I’ve been pretty well obsessed with structures for improvisation for some time. And although I don’t like to make a big deal about it, when pressed I’ll come up with some catch-phrase or another for the style of music. I used to refer to it as “post-free” jazz, because I thought that the genre didn’t exist and thus prevented me from being lumped into one camp or another. Not long after I was disappointed to be included in an article about post-free jazz, so I switched to “neo-revisionist improvisation” hoping it would be even less meaningful. Unfortunately, it wasn’t meaningless enough and reviewers started mentioning it. I then tried “transparent music.” and taunted reviewers to “make something of that.” One did. Now my term of choice is “exploratory music.” Whatever the stuff is called, over the last decade or so I have concentrated on providing a method through which chamber ensembles can develop extended improvisations. Three such pieces are the 1996 composition and Cadence Jazz Records CD 48 Motives, the 1998 composition and CRI CD 96 Gestures,, and OZZO scheduled for Neos Music release, all of which allow musicians great freedom to create compositions that can vary radically from performance to performance.
In concert, a conductor uses the American Manual Alphabet as well as traditional conducting gestures to select from melodic fragments (not all are played in any one performance, and they can be repeated and combined), instrumentation, dynamics, tempi, and other musical attributes. As musicians switch between motives, the basic materials for their improvisations—primarily 48 non-linear scales upon which the motives and gestures are built, but also the underlying feels—change.
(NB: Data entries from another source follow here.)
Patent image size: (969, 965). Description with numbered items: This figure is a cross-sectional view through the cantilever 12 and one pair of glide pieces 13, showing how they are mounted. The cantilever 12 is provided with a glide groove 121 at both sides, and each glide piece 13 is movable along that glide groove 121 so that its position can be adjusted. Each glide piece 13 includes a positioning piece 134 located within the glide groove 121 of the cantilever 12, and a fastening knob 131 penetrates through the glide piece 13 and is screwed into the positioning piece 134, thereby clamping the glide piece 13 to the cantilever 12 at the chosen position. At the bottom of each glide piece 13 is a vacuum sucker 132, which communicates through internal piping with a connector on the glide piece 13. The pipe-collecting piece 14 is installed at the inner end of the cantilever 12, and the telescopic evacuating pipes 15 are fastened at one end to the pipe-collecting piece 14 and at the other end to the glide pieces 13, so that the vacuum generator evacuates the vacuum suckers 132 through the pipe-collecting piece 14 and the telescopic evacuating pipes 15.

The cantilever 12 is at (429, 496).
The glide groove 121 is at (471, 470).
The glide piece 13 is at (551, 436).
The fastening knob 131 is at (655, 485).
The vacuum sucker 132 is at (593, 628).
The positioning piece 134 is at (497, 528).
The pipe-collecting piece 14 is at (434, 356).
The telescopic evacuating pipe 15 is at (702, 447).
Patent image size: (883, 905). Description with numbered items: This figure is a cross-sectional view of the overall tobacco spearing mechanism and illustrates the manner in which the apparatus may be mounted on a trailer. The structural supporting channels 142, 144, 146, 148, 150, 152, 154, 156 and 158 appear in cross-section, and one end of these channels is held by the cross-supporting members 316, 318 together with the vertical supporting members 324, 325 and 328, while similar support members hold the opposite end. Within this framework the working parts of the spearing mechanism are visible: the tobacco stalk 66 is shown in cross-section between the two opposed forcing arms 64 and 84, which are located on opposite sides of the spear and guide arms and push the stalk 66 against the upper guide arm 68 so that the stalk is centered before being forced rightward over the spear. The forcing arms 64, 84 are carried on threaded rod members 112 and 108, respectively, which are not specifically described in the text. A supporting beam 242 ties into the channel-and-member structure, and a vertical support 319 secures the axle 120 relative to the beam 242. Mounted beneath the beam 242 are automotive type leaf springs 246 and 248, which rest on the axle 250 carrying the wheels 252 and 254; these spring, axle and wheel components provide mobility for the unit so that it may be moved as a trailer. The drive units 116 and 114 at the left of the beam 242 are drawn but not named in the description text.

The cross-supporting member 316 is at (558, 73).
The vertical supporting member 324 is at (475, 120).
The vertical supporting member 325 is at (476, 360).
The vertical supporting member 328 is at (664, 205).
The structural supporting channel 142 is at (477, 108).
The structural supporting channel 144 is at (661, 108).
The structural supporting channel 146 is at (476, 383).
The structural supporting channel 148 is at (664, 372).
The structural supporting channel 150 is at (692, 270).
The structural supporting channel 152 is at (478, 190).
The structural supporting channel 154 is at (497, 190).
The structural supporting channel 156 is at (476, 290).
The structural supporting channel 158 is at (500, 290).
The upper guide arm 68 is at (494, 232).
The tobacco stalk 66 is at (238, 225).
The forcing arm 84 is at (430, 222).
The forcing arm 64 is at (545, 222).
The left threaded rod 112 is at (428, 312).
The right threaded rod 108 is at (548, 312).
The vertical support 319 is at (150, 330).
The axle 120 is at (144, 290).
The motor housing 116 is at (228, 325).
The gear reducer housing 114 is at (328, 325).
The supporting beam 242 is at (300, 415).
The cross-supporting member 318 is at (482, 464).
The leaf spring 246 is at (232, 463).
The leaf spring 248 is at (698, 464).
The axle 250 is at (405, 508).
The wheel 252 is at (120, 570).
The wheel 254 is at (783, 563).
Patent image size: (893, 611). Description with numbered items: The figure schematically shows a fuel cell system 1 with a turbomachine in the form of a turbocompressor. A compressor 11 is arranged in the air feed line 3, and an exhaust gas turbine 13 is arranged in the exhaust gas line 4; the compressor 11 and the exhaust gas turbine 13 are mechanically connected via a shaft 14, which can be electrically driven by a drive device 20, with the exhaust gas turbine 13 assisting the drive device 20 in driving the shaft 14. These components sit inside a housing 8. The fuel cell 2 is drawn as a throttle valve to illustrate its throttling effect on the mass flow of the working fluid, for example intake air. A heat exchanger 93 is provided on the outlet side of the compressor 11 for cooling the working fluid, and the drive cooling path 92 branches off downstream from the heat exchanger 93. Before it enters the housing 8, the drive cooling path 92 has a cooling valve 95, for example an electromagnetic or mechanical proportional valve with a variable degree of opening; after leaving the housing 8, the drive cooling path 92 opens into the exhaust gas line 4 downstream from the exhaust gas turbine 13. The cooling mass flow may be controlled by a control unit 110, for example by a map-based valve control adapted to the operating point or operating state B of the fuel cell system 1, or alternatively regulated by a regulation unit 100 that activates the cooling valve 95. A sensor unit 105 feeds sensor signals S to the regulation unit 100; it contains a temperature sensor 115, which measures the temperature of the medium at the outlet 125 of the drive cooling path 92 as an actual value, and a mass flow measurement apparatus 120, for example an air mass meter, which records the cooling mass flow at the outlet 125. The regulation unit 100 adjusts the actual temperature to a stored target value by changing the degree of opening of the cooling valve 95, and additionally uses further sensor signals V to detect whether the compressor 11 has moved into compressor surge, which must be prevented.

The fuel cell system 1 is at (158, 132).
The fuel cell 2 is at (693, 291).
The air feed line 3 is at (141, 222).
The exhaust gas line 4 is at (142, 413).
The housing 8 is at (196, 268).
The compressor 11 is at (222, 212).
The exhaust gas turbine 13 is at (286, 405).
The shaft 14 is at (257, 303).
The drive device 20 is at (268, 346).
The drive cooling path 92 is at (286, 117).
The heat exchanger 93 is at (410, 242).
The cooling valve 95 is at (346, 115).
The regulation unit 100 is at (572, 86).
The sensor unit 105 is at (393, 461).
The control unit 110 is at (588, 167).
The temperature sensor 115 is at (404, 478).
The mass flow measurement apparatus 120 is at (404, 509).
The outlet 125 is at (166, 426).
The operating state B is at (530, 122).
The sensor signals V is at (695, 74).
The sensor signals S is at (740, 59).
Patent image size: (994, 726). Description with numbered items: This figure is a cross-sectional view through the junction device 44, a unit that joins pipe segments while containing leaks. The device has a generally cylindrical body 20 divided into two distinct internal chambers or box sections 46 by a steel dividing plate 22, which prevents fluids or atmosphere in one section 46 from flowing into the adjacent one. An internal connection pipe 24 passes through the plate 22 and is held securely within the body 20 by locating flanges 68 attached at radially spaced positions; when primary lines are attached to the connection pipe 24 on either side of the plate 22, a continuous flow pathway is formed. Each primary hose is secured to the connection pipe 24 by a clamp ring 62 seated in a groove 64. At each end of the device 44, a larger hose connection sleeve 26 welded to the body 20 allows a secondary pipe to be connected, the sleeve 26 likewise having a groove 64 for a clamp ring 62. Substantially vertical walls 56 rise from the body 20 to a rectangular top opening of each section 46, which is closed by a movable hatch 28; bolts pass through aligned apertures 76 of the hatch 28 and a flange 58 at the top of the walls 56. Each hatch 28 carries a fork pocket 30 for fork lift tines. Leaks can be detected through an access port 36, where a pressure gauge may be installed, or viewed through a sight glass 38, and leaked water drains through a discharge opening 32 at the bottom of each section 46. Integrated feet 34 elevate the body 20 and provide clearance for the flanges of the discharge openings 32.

These motives are built on a tonal system that Stephen Dembski developed for his own classical compositions. In Dembski’s “circles,” the interaction of two 12-pitch tone rows is used to construct closely related non-tonal scales. For the past six years, I have relied on this harmonic system—simplified and notated for improvisers—almost exclusively. That said, however, the system comes into play primarily in the large ensembles. As the size of the ensemble decreases, the amount that I depend on the system decreases as well. By the time you get down to trios, duos, and when I play solo, you can hardly hear it at all.